Synergistic effect in a two-phase laser procedure for production of silver nanoparticles colloids applicable in ophthalmology

This paper reports on the production of Ag nanoparticles (AgNPs) in a water solution based on a two-phase pulsed laser procedure in view of therapeutic ophthalmological applications requiring AgNPs size of <= 10 nm with a narrow size distribution. Nanoparticles of this size scale are capable of penetrating the complex ocular barriers, thus ensuring effective non-invasive drug delivery to the retina. Moreover, the ocular irritation, which is currently associated to the conventional ocular drug administration routes, would be avoided.
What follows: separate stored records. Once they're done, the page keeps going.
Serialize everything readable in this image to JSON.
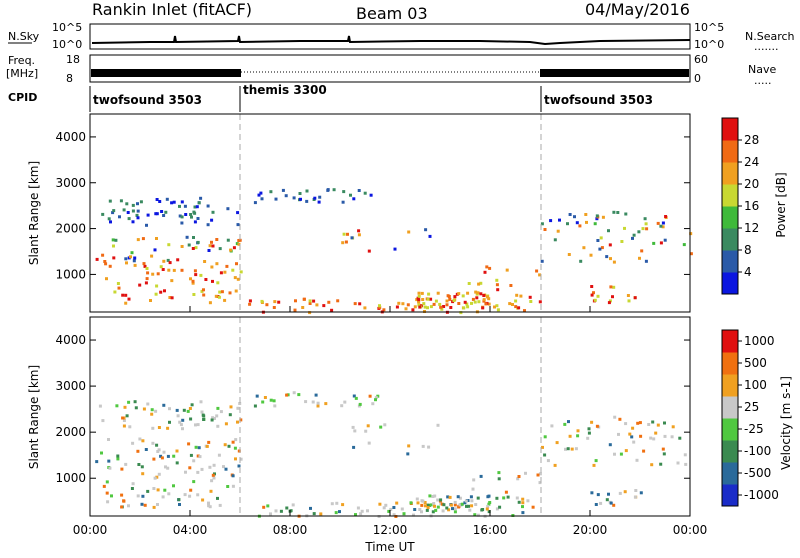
{
  "header": {
    "site": "Rankin Inlet (fitACF)",
    "beam": "Beam 03",
    "date": "04/May/2016"
  },
  "param_panels": {
    "nsky_label": "N.Sky",
    "nsky_ticks": [
      "10^5",
      "10^0"
    ],
    "nsearch_label": "N.Search",
    "nsearch_ticks": [
      "10^5",
      "10^0"
    ],
    "freq_label_1": "Freq.",
    "freq_label_2": "[MHz]",
    "freq_ticks": [
      "18",
      "8"
    ],
    "nave_label": "Nave",
    "nave_ticks": [
      "60",
      "0"
    ],
    "cpid_label": "CPID",
    "cpid_segments": [
      {
        "name": "twofsound 3503",
        "start_hour": 0,
        "end_hour": 6
      },
      {
        "name": "themis 3300",
        "start_hour": 6,
        "end_hour": 18
      },
      {
        "name": "twofsound 3503",
        "start_hour": 18,
        "end_hour": 24
      }
    ]
  },
  "chart_data": [
    {
      "type": "heatmap",
      "quantity": "power",
      "ylabel": "Slant Range [km]",
      "yticks": [
        1000,
        2000,
        3000,
        4000
      ],
      "ylim": [
        180,
        4500
      ],
      "xticks": [
        "00:00",
        "04:00",
        "08:00",
        "12:00",
        "16:00",
        "20:00",
        "00:00"
      ],
      "xlim_hours": [
        0,
        24
      ],
      "colorbar": {
        "label": "Power [dB]",
        "ticks": [
          "4",
          "8",
          "12",
          "16",
          "20",
          "24",
          "28"
        ],
        "colors": [
          "#0b16e0",
          "#2a5aa8",
          "#3a8a60",
          "#3fba3a",
          "#c8d832",
          "#f0a020",
          "#f06a14",
          "#e01010"
        ]
      }
    },
    {
      "type": "heatmap",
      "quantity": "velocity",
      "ylabel": "Slant Range [km]",
      "yticks": [
        1000,
        2000,
        3000,
        4000
      ],
      "ylim": [
        180,
        4500
      ],
      "xticks": [
        "00:00",
        "04:00",
        "08:00",
        "12:00",
        "16:00",
        "20:00",
        "00:00"
      ],
      "xlim_hours": [
        0,
        24
      ],
      "xlabel": "Time UT",
      "colorbar": {
        "label": "Velocity [m s-1]",
        "ticks": [
          "1000",
          "500",
          "100",
          "25",
          "-25",
          "-100",
          "-500",
          "-1000"
        ],
        "colors": [
          "#1a2cc8",
          "#2a6a9a",
          "#3a8a50",
          "#50c840",
          "#c8c8c8",
          "#f0a020",
          "#f07010",
          "#e01010"
        ]
      }
    }
  ]
}
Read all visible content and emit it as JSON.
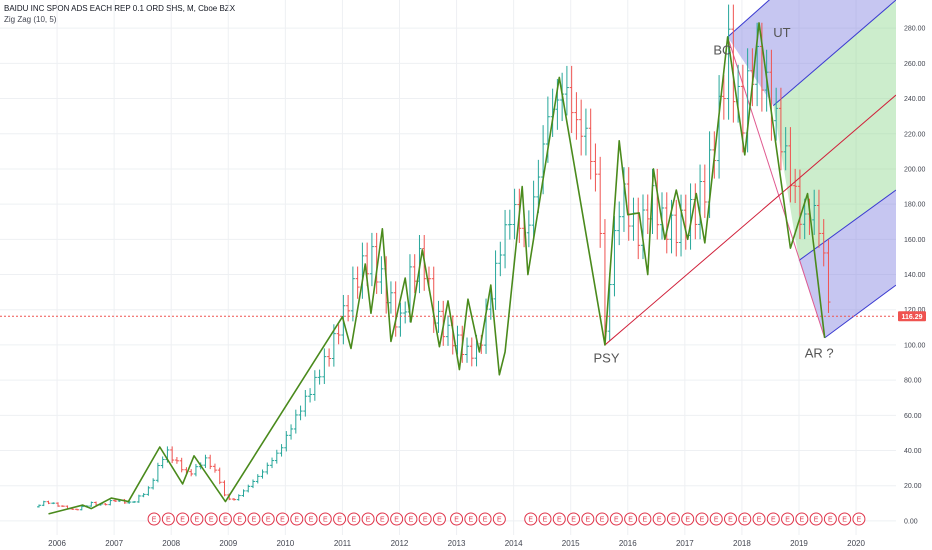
{
  "header": {
    "title": "BAIDU INC SPON ADS EACH REP 0.1 ORD SHS, M, Cboe BZX",
    "indicator": "Zig Zag (10, 5)"
  },
  "chart_data": {
    "type": "candlestick-monthly",
    "ylim": [
      -8,
      296
    ],
    "xlim": [
      2005.0,
      2020.7
    ],
    "y_ticks": [
      "0.00",
      "20.00",
      "40.00",
      "60.00",
      "80.00",
      "100.00",
      "120.00",
      "140.00",
      "160.00",
      "180.00",
      "200.00",
      "220.00",
      "240.00",
      "260.00",
      "280.00"
    ],
    "y_tick_values": [
      0,
      20,
      40,
      60,
      80,
      100,
      120,
      140,
      160,
      180,
      200,
      220,
      240,
      260,
      280
    ],
    "x_ticks": [
      "2006",
      "2007",
      "2008",
      "2009",
      "2010",
      "2011",
      "2012",
      "2013",
      "2014",
      "2015",
      "2016",
      "2017",
      "2018",
      "2019",
      "2020"
    ],
    "x_tick_values": [
      2006,
      2007,
      2008,
      2009,
      2010,
      2011,
      2012,
      2013,
      2014,
      2015,
      2016,
      2017,
      2018,
      2019,
      2020
    ],
    "last_price": "116.29",
    "last_price_value": 116.29,
    "colors": {
      "zigzag": "#4a8a1c",
      "up": "#26a69a",
      "down": "#ef5350",
      "price_line": "#ef5350",
      "earnings": "#e0344a"
    },
    "price_path": [
      [
        2005.6,
        8
      ],
      [
        2005.8,
        11
      ],
      [
        2006.0,
        9
      ],
      [
        2006.3,
        6
      ],
      [
        2006.6,
        10
      ],
      [
        2006.8,
        9
      ],
      [
        2007.0,
        12
      ],
      [
        2007.3,
        10
      ],
      [
        2007.6,
        18
      ],
      [
        2007.9,
        40
      ],
      [
        2008.1,
        33
      ],
      [
        2008.3,
        26
      ],
      [
        2008.6,
        35
      ],
      [
        2008.8,
        27
      ],
      [
        2008.95,
        13
      ],
      [
        2009.1,
        12
      ],
      [
        2009.3,
        18
      ],
      [
        2009.6,
        28
      ],
      [
        2009.9,
        40
      ],
      [
        2010.2,
        60
      ],
      [
        2010.5,
        78
      ],
      [
        2010.8,
        98
      ],
      [
        2011.0,
        116
      ],
      [
        2011.3,
        142
      ],
      [
        2011.5,
        150
      ],
      [
        2011.8,
        128
      ],
      [
        2012.0,
        110
      ],
      [
        2012.2,
        140
      ],
      [
        2012.4,
        150
      ],
      [
        2012.6,
        118
      ],
      [
        2012.8,
        108
      ],
      [
        2013.0,
        102
      ],
      [
        2013.2,
        95
      ],
      [
        2013.4,
        98
      ],
      [
        2013.6,
        130
      ],
      [
        2013.8,
        160
      ],
      [
        2014.0,
        178
      ],
      [
        2014.2,
        160
      ],
      [
        2014.4,
        190
      ],
      [
        2014.6,
        230
      ],
      [
        2014.8,
        240
      ],
      [
        2014.9,
        248
      ],
      [
        2015.1,
        225
      ],
      [
        2015.3,
        218
      ],
      [
        2015.5,
        180
      ],
      [
        2015.6,
        105
      ],
      [
        2015.7,
        145
      ],
      [
        2015.9,
        190
      ],
      [
        2016.0,
        175
      ],
      [
        2016.2,
        162
      ],
      [
        2016.4,
        185
      ],
      [
        2016.6,
        170
      ],
      [
        2016.8,
        165
      ],
      [
        2017.0,
        170
      ],
      [
        2017.2,
        178
      ],
      [
        2017.4,
        195
      ],
      [
        2017.6,
        230
      ],
      [
        2017.75,
        270
      ],
      [
        2017.9,
        240
      ],
      [
        2018.0,
        228
      ],
      [
        2018.2,
        262
      ],
      [
        2018.35,
        255
      ],
      [
        2018.5,
        238
      ],
      [
        2018.7,
        215
      ],
      [
        2018.9,
        190
      ],
      [
        2019.05,
        168
      ],
      [
        2019.25,
        178
      ],
      [
        2019.4,
        160
      ],
      [
        2019.55,
        116
      ]
    ],
    "zigzag": [
      [
        2005.85,
        4
      ],
      [
        2006.45,
        9
      ],
      [
        2006.6,
        7
      ],
      [
        2006.95,
        13
      ],
      [
        2007.25,
        11
      ],
      [
        2007.8,
        42
      ],
      [
        2008.2,
        21
      ],
      [
        2008.4,
        37
      ],
      [
        2008.95,
        11
      ],
      [
        2011.0,
        116
      ],
      [
        2011.15,
        98
      ],
      [
        2011.4,
        146
      ],
      [
        2011.5,
        118
      ],
      [
        2011.7,
        166
      ],
      [
        2011.85,
        102
      ],
      [
        2012.1,
        138
      ],
      [
        2012.2,
        113
      ],
      [
        2012.4,
        154
      ],
      [
        2012.7,
        99
      ],
      [
        2012.85,
        125
      ],
      [
        2013.05,
        86
      ],
      [
        2013.2,
        126
      ],
      [
        2013.4,
        96
      ],
      [
        2013.6,
        134
      ],
      [
        2013.75,
        83
      ],
      [
        2013.85,
        96
      ],
      [
        2014.15,
        190
      ],
      [
        2014.25,
        140
      ],
      [
        2014.8,
        252
      ],
      [
        2015.6,
        100
      ],
      [
        2015.85,
        216
      ],
      [
        2016.0,
        174
      ],
      [
        2016.2,
        175
      ],
      [
        2016.35,
        140
      ],
      [
        2016.45,
        200
      ],
      [
        2016.65,
        160
      ],
      [
        2016.85,
        188
      ],
      [
        2017.05,
        160
      ],
      [
        2017.2,
        186
      ],
      [
        2017.35,
        158
      ],
      [
        2017.75,
        275
      ],
      [
        2018.05,
        208
      ],
      [
        2018.3,
        283
      ],
      [
        2018.5,
        236
      ],
      [
        2018.85,
        155
      ],
      [
        2019.15,
        186
      ],
      [
        2019.45,
        104
      ]
    ],
    "trend_line": {
      "from": [
        2015.6,
        100
      ],
      "to": [
        2020.7,
        242
      ]
    },
    "pitchfork": {
      "pivot": [
        2017.75,
        275
      ],
      "lines": [
        {
          "from": [
            2017.75,
            275
          ],
          "to": [
            2020.7,
            360
          ]
        },
        {
          "from": [
            2018.55,
            236
          ],
          "to": [
            2020.7,
            296
          ]
        },
        {
          "from": [
            2019.0,
            148
          ],
          "to": [
            2020.7,
            188
          ]
        },
        {
          "from": [
            2019.45,
            104
          ],
          "to": [
            2020.7,
            134
          ]
        }
      ],
      "zones": [
        {
          "points": [
            [
              2017.75,
              275
            ],
            [
              2020.7,
              360
            ],
            [
              2020.7,
              296
            ],
            [
              2018.55,
              236
            ]
          ],
          "color": "#8080e0"
        },
        {
          "points": [
            [
              2018.55,
              236
            ],
            [
              2020.7,
              296
            ],
            [
              2020.7,
              188
            ],
            [
              2019.0,
              148
            ]
          ],
          "color": "#8fd88f"
        },
        {
          "points": [
            [
              2019.0,
              148
            ],
            [
              2020.7,
              188
            ],
            [
              2020.7,
              134
            ],
            [
              2019.45,
              104
            ]
          ],
          "color": "#8080e0"
        }
      ],
      "handle": {
        "from": [
          2017.75,
          275
        ],
        "to": [
          2019.45,
          104
        ]
      }
    },
    "earnings_marker": "E",
    "earnings_x": [
      2007.7,
      2007.95,
      2008.2,
      2008.45,
      2008.7,
      2008.95,
      2009.2,
      2009.45,
      2009.7,
      2009.95,
      2010.2,
      2010.45,
      2010.7,
      2010.95,
      2011.2,
      2011.45,
      2011.7,
      2011.95,
      2012.2,
      2012.45,
      2012.7,
      2013.0,
      2013.25,
      2013.5,
      2013.75,
      2014.3,
      2014.55,
      2014.8,
      2015.05,
      2015.3,
      2015.55,
      2015.8,
      2016.05,
      2016.3,
      2016.55,
      2016.8,
      2017.05,
      2017.3,
      2017.55,
      2017.8,
      2018.05,
      2018.3,
      2018.55,
      2018.8,
      2019.05,
      2019.3,
      2019.55,
      2019.8,
      2020.05
    ]
  },
  "annotations": [
    {
      "text": "BC",
      "x": 2017.5,
      "y": 265
    },
    {
      "text": "UT",
      "x": 2018.55,
      "y": 275
    },
    {
      "text": "PSY",
      "x": 2015.4,
      "y": 90
    },
    {
      "text": "AR ?",
      "x": 2019.1,
      "y": 93
    }
  ]
}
In the first phase, AgNPs larger than 20 nm were fabricated via laser ablation of a Ag target in water by irradiation with the fundamental wavelength (lambda = 1064 nm) generated by a Nd:YAG laser. During the second phase, to reduce the mean size of the as-obtained nanoparticles and properly adjust the size distribution, the water colloids were additionally irradiated with the ultraviolet harmonics (355 nm and 266 nm) of the same laser source. The effect of the key laser parameters - wavelength, fluence and laser exposure time - upon the nanoparticles morphology was studied. The most suitable post-ablation treatment of initial colloids was obtained by a consecutive irradiation with the third (lambda = 355 nm) and the fourth (lambda = 266 nm) harmonics of the fundamental laser wavelength. By using this approach, a synergistic effect between two mechanisms of light absorption by AgNPs was induced. As a result, contaminant-free colloids of AgNPs with sizes of less than 10 nm and quite a narrow size distribution with a standard deviation of 1.6 nm were fabricated. The toxic effect of the as-produced AgNPs on Gram-positive and Gram-negative bacteria and Candida albicans was explored. The most efficient action was reached against Pseudomonas aeruginosa and Escherichia coli. A potential application was proposed of the synthesized AgNPs colloidal aqueous solutions with antimicrobial action as a non-invasive method for ocular infections prevention and treatment.